Friday, 11 September 2015

No Faith in War

It's been a while, so I guess it must be high time for another blog post! Especially as I certainly have no shortage of things I would like to write about ... so many that actually fitting in the time to write about them is proving something of a struggle! After a very full summer and a slightly hectic return to the new year (because everyone knows "new year" is in September, right?!) I probably have enough material to bore you all in many posts in the weeks to come.

To begin though, I want to write something about Tuesday, when I, along with may others, gathered at the gates of the ExCeL centre in London where preparations are going ahead for one of the world's biggest arms fairs. Part of a sustained week of creative action to impede the setup of the event, Tuesday was entitled "No Faith in War" and was an invitation to people of faith to stand against the evils of the arms trade.

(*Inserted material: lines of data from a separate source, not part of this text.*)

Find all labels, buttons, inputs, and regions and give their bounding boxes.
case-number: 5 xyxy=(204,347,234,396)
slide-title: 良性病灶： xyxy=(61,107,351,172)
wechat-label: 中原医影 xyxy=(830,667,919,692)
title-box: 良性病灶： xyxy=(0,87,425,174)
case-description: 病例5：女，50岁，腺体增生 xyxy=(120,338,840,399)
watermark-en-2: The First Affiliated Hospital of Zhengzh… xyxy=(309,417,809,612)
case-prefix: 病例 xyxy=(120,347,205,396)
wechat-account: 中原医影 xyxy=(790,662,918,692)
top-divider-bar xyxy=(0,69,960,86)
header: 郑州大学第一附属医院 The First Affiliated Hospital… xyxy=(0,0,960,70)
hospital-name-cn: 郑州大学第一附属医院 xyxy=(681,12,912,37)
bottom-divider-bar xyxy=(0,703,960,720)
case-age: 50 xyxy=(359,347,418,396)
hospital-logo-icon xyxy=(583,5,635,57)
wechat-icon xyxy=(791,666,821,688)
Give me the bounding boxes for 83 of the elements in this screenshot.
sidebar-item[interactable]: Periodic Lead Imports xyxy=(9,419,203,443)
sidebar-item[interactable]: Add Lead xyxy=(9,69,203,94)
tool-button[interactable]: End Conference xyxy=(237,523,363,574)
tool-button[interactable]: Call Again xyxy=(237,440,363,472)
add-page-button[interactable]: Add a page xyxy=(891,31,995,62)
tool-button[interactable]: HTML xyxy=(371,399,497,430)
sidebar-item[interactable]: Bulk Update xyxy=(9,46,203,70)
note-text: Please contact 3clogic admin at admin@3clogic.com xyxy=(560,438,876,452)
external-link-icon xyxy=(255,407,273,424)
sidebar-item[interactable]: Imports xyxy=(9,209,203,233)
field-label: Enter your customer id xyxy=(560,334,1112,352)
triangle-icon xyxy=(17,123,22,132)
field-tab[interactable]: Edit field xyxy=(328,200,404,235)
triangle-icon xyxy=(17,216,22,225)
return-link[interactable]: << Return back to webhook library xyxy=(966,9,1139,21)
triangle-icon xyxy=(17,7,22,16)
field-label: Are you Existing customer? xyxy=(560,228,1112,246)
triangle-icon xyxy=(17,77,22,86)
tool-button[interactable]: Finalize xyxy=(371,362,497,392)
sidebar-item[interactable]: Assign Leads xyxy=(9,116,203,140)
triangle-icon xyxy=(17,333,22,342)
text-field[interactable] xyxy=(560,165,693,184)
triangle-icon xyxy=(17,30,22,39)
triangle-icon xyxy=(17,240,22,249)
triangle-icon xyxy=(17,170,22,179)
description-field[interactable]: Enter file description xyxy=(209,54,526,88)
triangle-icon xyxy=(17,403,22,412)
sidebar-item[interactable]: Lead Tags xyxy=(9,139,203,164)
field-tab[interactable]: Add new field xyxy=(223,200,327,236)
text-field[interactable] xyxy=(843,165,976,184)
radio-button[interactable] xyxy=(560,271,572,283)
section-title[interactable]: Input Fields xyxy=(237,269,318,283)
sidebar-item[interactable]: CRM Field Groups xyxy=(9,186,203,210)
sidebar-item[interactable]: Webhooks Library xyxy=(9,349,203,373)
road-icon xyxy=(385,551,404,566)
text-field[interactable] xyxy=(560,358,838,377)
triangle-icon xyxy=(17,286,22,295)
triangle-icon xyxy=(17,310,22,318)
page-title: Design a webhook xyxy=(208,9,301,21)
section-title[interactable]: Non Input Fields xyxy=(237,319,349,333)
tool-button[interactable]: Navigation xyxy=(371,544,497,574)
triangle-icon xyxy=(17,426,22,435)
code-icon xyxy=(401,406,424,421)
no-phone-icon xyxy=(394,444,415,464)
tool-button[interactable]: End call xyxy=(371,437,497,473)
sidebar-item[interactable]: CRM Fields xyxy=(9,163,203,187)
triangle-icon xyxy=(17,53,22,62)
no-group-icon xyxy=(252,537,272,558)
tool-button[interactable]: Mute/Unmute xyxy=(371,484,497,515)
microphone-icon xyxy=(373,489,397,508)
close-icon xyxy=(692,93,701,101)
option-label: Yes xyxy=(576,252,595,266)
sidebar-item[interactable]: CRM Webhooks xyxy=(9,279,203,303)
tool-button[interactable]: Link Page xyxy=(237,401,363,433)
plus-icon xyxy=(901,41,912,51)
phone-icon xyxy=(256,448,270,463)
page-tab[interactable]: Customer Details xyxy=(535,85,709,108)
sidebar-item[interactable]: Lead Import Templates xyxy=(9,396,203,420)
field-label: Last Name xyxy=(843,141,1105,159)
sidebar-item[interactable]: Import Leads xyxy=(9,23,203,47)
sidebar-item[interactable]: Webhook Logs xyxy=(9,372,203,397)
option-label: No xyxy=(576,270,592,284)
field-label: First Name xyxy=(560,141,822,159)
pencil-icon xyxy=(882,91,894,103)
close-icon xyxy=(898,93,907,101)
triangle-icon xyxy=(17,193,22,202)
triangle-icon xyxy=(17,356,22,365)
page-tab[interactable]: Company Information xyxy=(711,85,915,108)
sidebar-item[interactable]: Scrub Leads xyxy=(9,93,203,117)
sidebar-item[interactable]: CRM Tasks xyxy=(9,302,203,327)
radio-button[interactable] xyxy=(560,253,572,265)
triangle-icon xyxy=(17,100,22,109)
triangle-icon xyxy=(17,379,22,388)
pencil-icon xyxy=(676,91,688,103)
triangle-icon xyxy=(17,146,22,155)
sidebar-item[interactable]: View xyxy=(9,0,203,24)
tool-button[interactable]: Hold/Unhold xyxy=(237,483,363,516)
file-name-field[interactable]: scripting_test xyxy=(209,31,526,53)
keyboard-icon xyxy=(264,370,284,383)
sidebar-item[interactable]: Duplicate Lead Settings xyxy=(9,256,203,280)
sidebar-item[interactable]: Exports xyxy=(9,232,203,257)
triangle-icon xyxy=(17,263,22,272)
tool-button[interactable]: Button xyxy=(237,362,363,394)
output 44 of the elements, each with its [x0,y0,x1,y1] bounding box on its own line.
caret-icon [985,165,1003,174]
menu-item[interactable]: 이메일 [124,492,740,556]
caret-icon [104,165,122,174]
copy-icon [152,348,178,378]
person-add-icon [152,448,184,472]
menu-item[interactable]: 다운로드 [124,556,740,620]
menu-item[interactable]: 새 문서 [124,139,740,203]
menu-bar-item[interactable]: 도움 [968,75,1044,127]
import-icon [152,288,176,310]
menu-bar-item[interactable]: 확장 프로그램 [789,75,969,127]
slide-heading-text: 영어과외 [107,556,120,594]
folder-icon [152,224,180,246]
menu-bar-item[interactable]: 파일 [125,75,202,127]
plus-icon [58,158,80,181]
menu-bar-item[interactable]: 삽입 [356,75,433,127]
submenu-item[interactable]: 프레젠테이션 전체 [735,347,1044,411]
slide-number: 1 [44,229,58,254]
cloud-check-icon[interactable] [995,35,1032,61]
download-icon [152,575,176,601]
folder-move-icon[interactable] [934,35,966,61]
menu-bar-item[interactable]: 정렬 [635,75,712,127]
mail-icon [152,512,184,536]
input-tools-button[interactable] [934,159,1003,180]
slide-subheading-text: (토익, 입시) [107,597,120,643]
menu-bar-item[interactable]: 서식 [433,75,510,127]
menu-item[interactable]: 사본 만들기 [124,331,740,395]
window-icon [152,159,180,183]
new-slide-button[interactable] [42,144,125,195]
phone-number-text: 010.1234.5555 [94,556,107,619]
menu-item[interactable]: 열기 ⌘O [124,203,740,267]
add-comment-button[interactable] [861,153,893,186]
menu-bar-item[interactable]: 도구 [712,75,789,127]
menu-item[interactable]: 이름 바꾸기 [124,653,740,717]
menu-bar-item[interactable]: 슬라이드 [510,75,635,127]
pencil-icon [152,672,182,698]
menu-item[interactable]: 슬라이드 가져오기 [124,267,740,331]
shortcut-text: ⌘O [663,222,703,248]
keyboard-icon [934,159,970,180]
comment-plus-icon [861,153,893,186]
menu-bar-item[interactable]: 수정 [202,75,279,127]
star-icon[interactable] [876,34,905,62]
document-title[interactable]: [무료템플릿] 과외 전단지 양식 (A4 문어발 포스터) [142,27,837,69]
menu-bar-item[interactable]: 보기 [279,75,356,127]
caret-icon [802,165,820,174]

Gathering from about 9am, we maintained a presence of both prayer and protest at the gates all day, with people coming and going throughout.

Peacefully, prayerfully, many of those present stepped out into the roads, preventing access to the entrances to the centre where preparations for next week's exhibition are underway. Multiple blockades throughout the day, including one point where entrances at both ends of the centre were closed. Informal prayers and songs sat in front of a growing tailback of lorries and a funeral procession for the unnumbered victims of the arms trade were among the powerful moments which took place in the approach roads to the ExCeL gates.

This was not a passive vigil of witness but a creative, active response to one of the great evils of our time; but the atmosphere throughout remained one of respectful peace as well as of passion deeply rooted in gospel values. I remained conscious through the day of the stark contrast between this and the preparations behind closed doors for an event which will contribute to the continuing escalation of instability and conflict; the human cost of which is increasingly evident.

DSEi takes place once every two years and brings thousands of arms manufacturers and dealers together with representatives of global governments and military, including those from some of the world's most repressive regimes. Even if actual money doesn't change hands, we are facilitating relationships between some very dodgy characters. As the refugee crisis in Europe draws our attention to increasing global conflict and human misery, there is an almost sickening irony in knowing many of these conflicts are fuelled by a trade which is being encouraged here in our capital.

For me, the theme of the beatitudes reverberated through the day. We heard them several times with different groups independently choosing its inclusion in their liturgies.
The power of Jesus' words, spoken as they were to an audience living under a military occupation, resonated through acts of repentance and resistance, in the face of a system which continues to perpetuate violence and oppression.

The sense of joy and community which pervaded the day, even in the seemingly impenetrable face of death and destruction allowed me, us, to experience the truth of His blessing, that the peacemakers and those who hunger and thirst for justice will know happiness.

I came away uplifted and inspired. This for me, is where and how the church should be. Thank you, to all who were church with and for me that day.